S’il ne se réduit pas à cela, le premier tiers du livre ayant pour thème le défi terroriste en général, ce sont évidemment les pages consacrées à la déchéance de nationalité qui seront lues avec le plus d’attention. Une vingtaine de pages au total, au fil desquelles Mme Taubira expose un à un ses arguments. « L’inefficacité » de la mesure, d’abord, en raison de ses « effets nuls en matière de dissuasion ». Mais, plus fondamentalement, l’enjeu symbolique. « Osons le dire : un pays doit être capable de se débrouiller avec ses nationaux. Que serait le monde si chaque pays expulsait ses nationaux de naissance considérés comme indésirables ? Faudrait-il imaginer une terre-déchetterie où ils seraient regroupés », demande l’ex-garde des sceaux. Et l’auteur de poursuivre :

« A qui parle et que dit le symbole de la déchéance de nationalité pour les Français de naissance ? Puisqu’il ne parle pas aux terroristes [...], qui devient, par défaut, destinataire du message ? Celles et ceux qui partagent, par totale incidence avec les criminels visés, d’être binationaux, rien d’autre. [...] C’est à tous ceux-là que s’adresse, fût-ce par inadvertance, cette proclamation qu’être binational est un sursis.

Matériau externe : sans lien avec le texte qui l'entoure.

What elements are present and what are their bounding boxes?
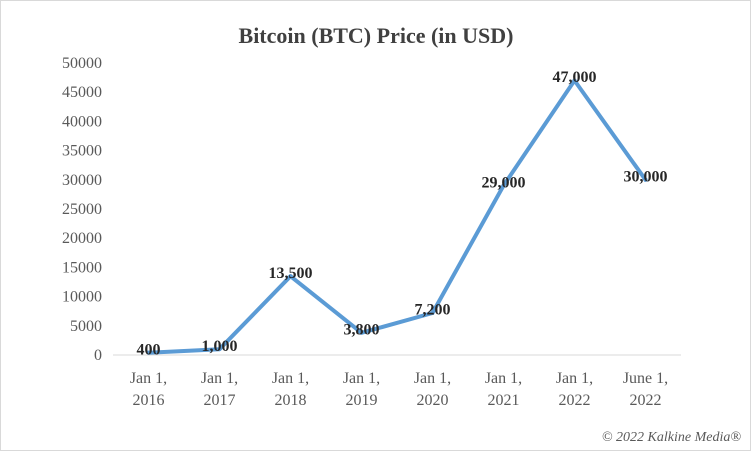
y-axis: 0 5000 10000 15000 20000 25000 30000 35000 40000…	[62, 55, 102, 364]
data-point	[217, 347, 222, 352]
y-tick-label: 10000	[62, 289, 102, 306]
data-label: 7,200	[415, 302, 451, 319]
y-tick-label: 45000	[62, 84, 102, 101]
x-tick-label: Jan 1,	[130, 370, 167, 387]
x-tick-label: Jan 1,	[201, 370, 238, 387]
y-tick-label: 40000	[62, 113, 102, 130]
x-tick-label: June 1,	[623, 370, 668, 387]
copyright-notice: © 2022 Kalkine Media®	[602, 430, 741, 445]
y-tick-label: 15000	[62, 259, 102, 276]
x-tick-label: 2016	[133, 392, 165, 409]
data-label: 3,800	[344, 321, 380, 338]
chart-title: Bitcoin (BTC) Price (in USD)	[239, 23, 514, 48]
data-point	[501, 183, 506, 188]
x-tick-label: Jan 1,	[343, 370, 380, 387]
x-tick-label: 2019	[346, 392, 378, 409]
data-point	[572, 78, 577, 83]
x-tick-label: Jan 1,	[414, 370, 451, 387]
x-tick-label: 2018	[275, 392, 307, 409]
x-tick-label: Jan 1,	[556, 370, 593, 387]
x-tick-label: 2017	[204, 392, 236, 409]
y-tick-label: 30000	[62, 172, 102, 189]
x-tick-label: Jan 1,	[272, 370, 309, 387]
x-tick-label: 2022	[630, 392, 662, 409]
y-tick-label: 20000	[62, 230, 102, 247]
data-point	[643, 177, 648, 182]
series-line	[146, 78, 648, 355]
y-tick-label: 50000	[62, 55, 102, 72]
data-label-layer: 400 1,000 13,500 3,800 7,200 29,000 47,000 30,0…	[137, 69, 668, 358]
data-point	[146, 350, 151, 355]
x-tick-label: 2020	[417, 392, 449, 409]
x-axis: Jan 1, 2016 Jan 1, 2017 Jan 1, 2018 Jan 1, 2019…	[113, 354, 681, 409]
x-tick-label: 2021	[488, 392, 520, 409]
x-tick-label: 2022	[559, 392, 591, 409]
data-point	[430, 310, 435, 315]
y-tick-label: 5000	[70, 318, 102, 335]
data-label: 47,000	[553, 69, 597, 86]
data-label: 400	[137, 341, 161, 358]
y-tick-label: 35000	[62, 143, 102, 160]
data-label: 30,000	[624, 168, 668, 185]
data-label: 29,000	[482, 174, 526, 191]
data-label: 1,000	[202, 338, 238, 355]
y-tick-label: 0	[94, 347, 102, 364]
data-label: 13,500	[269, 265, 313, 282]
series-layer	[146, 78, 648, 355]
data-point	[288, 274, 293, 279]
data-point	[359, 330, 364, 335]
x-tick-label: Jan 1,	[485, 370, 522, 387]
y-tick-label: 25000	[62, 201, 102, 218]
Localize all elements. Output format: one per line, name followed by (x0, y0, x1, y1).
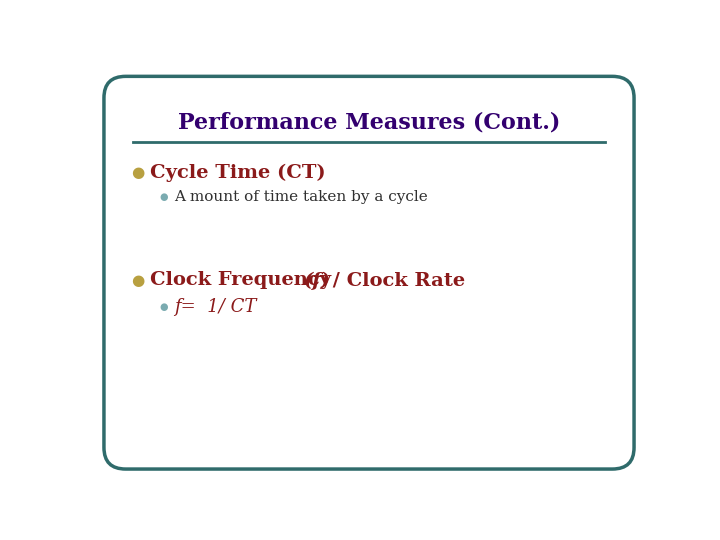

Et une menace : celle que les obsédés de la différence, les maniaques de l’exclusion, les obnubilés de l’expulsion feront peser, et le font déjà par leurs déclarations paranoïaques et conspirationnistes, sur ceux qu’ils ne perçoivent que comme la cinquième colonne. »

Réquisitoire implacable contre la déchéance de nationalité, vademecum précieux pour tous ceux qui, à l’orée du débat parlementaire, voudront brandir des arguments contre le projet de révision constitutionnelle, le texte de Christiane Taubira est un acte politique fort, et sans doute inédit, écrit par une ministre en exercice dont on imagine mal, à sa lecture, qu’elle ait pu imaginer un seul instant rester membre du gouvernement après l’avoir publié.

Pas une diatribe contre Hollande et Valls

Il ne faut toutefois pas faire dire au texte ce qu’il ne dit pas, et ceux qui pourraient s’attendre à une diatribe véhémente contre François Hollande et Manuel Valls en seront pour leur frais. Car sur ce plan-là, Christiane Taubira reste prudente. Si affleurent, ici ou là, son malaise vis-à-vis de la philosophie sécuritaire du gouvernement et sa nostalgie d’une gauche au pouvoir oublieuse de ses ambitions sociales, l’auteure prend soin, en particulier dans la postface, de rendre hommage au président de la République, dont elle salue de façon appuyée l’attitude qui fut la sienne dans les minutes et les heures qui ont suivi les attentats du 13 novembre 2015.

En ceci, Christiane Taubira se démarque assez clairement de certains de ses prédécesseurs qui, tels Cécile Duflot ou Arnaud Montebourg, n’avaient pas hésité, après avoir quitté le gouvernement, à s’opposer de façon frontale au chef de l’Etat. Bien au contraire : en prenant soin de ménager M. Hollande, Mme Taubira semble apporter un démenti à tous ceux qui l’imaginent déjà se lancer dans une primaire à gauche en vue de l’élection présidentielle de 2017.

Le Monde

amarlekabyle
01/02/2016, 05h20
Ben ouais, elle s'en va la tête haute, bon c'est vrai, elle a avalé à 2 3 reprises sa fierté, ce gouvernement n'ayant de gauche que le nom...

Elle a montré que c'était une grande dame en ne disant rien contre le président et le premier ministre, elle s'est contenté de décortiqué cette enveloppe vide qu'est la déchéance, l'inefficacité d'une loi anticonstitutionnelle...:)

panshir
01/02/2016, 08h56
« Osons le dire : un pays doit être capable de se débrouiller avec ses nationaux. Que serait le monde si chaque pays expulsait ses nationaux de naissance considérés comme indésirables ? Faudrait-il imaginer une terre-déchetterie où ils seraient regroupés »,

Très forte personnalité qui sait démasquer Valls et cie surfant sur le terrain des fachos.